Pessoas que foram infectadas pelo coronavírus correm um risco aumentado de desenvolver distúrbios neurodegenerativos, em comparação com pessoas que não tiveram Covid-19. A conclusão é de um estudo feito por pesquisadores do Hospital da Universidade de Copenhague, na Dinamarca, apresentado durante o 8º Congresso da Academia Europeia de Neurologia, na Áustria.
“Mais de dois anos após o início da pandemia de Covid-19, a natureza precisa e a evolução dos efeitos da doença em distúrbios neurológicos permaneceram indefinidas. Estudos anteriores estabeleceram uma associação com síndromes neurológicas, mas até agora não se sabe se a Covid-19 também influencia a incidência de doenças neurológicas específicas e se difere de outras infecções respiratórias”, disse o médico Pardis Zarifkar, autor principal do estudo e pesquisador do Departamento de Neurologia do Hospital da Universidade de Copenhague, em comunicado.
A equipe analisou registros de saúde de quase metade da população total da Dinamarca, entre 2020 e 2021. Desta população, 919.731 realizaram algum teste para Covid-19 e 43.375 pessoas receberam um diagnóstico positivo. Os pesquisadores usaram técnicas estatísticas para calcular o risco relativo, e os resultados foram estratificados por status de internação, idade, sexo e comorbidades.
Os resultados do trabalho publicado na revista Frontiers in Neurology mostraram que aqueles que foram infectados apresentaram um risco 3,5 vezes maior de serem diagnosticados com Alzheimer; assim como uma probabilidade 2,6 vezes maior de Parkinson. Eles ainda apresentaram um risco 4,8 vezes maior de sangramento no cérebro e 2,7 vezes mais chances de desenvolver acidente vascular cerebral (AVC) isquêmico.
Já haviam evidências sobre um risco aumentado de doenças neurodegenerativas após outras infecções virais, como a gripe, que é causada pelo influenza. Por isso, a análise também incluiu dados de pacientes com influenza do período pré-pandêmico correspondente.

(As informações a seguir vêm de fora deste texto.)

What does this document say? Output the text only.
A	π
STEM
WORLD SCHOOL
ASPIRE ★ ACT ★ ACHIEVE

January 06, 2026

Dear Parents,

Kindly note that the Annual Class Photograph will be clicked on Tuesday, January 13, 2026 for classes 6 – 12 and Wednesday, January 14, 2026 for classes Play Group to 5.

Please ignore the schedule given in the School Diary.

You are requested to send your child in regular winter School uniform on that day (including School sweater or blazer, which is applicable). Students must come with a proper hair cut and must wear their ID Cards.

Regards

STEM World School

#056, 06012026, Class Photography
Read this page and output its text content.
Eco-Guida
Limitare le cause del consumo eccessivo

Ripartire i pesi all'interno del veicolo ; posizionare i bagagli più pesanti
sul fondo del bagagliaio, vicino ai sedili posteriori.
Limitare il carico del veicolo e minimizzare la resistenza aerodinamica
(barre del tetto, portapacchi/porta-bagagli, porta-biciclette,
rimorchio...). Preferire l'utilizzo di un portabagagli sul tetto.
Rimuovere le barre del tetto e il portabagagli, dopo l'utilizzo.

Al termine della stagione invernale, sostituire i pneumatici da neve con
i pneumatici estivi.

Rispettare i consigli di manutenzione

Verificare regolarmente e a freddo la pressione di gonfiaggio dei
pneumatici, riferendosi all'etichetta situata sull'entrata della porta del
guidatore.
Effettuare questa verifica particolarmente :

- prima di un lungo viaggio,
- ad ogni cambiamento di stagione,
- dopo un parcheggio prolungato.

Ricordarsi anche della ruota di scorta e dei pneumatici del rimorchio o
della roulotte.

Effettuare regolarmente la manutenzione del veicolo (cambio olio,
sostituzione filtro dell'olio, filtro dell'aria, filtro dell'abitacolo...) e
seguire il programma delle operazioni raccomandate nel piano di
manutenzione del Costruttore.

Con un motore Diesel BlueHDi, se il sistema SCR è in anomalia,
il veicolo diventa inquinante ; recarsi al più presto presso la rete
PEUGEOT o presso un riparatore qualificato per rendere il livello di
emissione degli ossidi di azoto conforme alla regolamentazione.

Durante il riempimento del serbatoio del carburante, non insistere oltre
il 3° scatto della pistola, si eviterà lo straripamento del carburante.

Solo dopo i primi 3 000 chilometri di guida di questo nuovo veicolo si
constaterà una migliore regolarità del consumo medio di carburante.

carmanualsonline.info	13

Para a maioria das doenças neurológicas, o aumento do risco observado após a Covid-19 foi semelhante ao da gripe ou outras doenças respiratórias. Só houve diferença no risco de acidente vascular cerebral isquêmico para pessoas internadas com mais de 80 anos de idade. Naqueles que tiveram Covid-19, o risco do problema foi 1,7 vezes maior do que para pacientes internados com gripe e pneumonia bacteriana.
Por outro lado, a frequência de outras doenças neurodegenerativas, como esclerose múltipla, miastenia gravis, síndrome de Guillain-Barré e narcolepsia, não aumentou após Covid-19, gripe ou pneumonia.
“De forma tranquilizadora, com exceção do acidente vascular cerebral isquêmico, a maioria dos distúrbios neurológicos não parece ser mais frequente após a Covid-19 do que após a gripe ou pneumonia bacteriana”, disse Zarifkar.
Como se trata de um estudo observacional, não é possível estabelecer uma associação direta entre causa e consequência. A principal hipótese para explicar a relação entre infecções virais e neurodegeneração é que a inflamação desencadeada por uma infecção pode iniciar ou acelerar o desenvolvimento de doenças neurológicas. Um artigo publicado em 2012 sugeriu que infecções virais repetidas podem ativar uma “cascata de eventos” correspondente ao que é visto nos estágios iniciais da neurodegeneração, acelerando o processo.
Especificamente para infecções pelo Sars-CoV-2, pode haver outra explicação. Vários estudos mostraram que a Covid-19 causa neuroinflamação, o que também pode contribuir para o surgimento dessas doenças. Entretanto, ainda não está claro essa a inflamação no cérebro é causa pelo vírus ou pela autoimune, nem se isso causará problemas a longo prazo.
Os pesquisadores ressaltam que são necessários trabalhos com um número maior de pessoas para confirmar essas descobertas. Mas um crescente número de evidências aponta para as consequências de longo prazo da Covid-19. As sequelas incluem desde tosse persistente e dor de cabeça, até alterações de memória e aumento do risco de doenças cardíacas, psiquiátricas e neurológicas. Vale ressaltar que essas doenças são multifatoriais e a Covid-19 – assim como outras doenças virais – seriam apenas um dos fatores que contribuem para o seu desenvolvimento.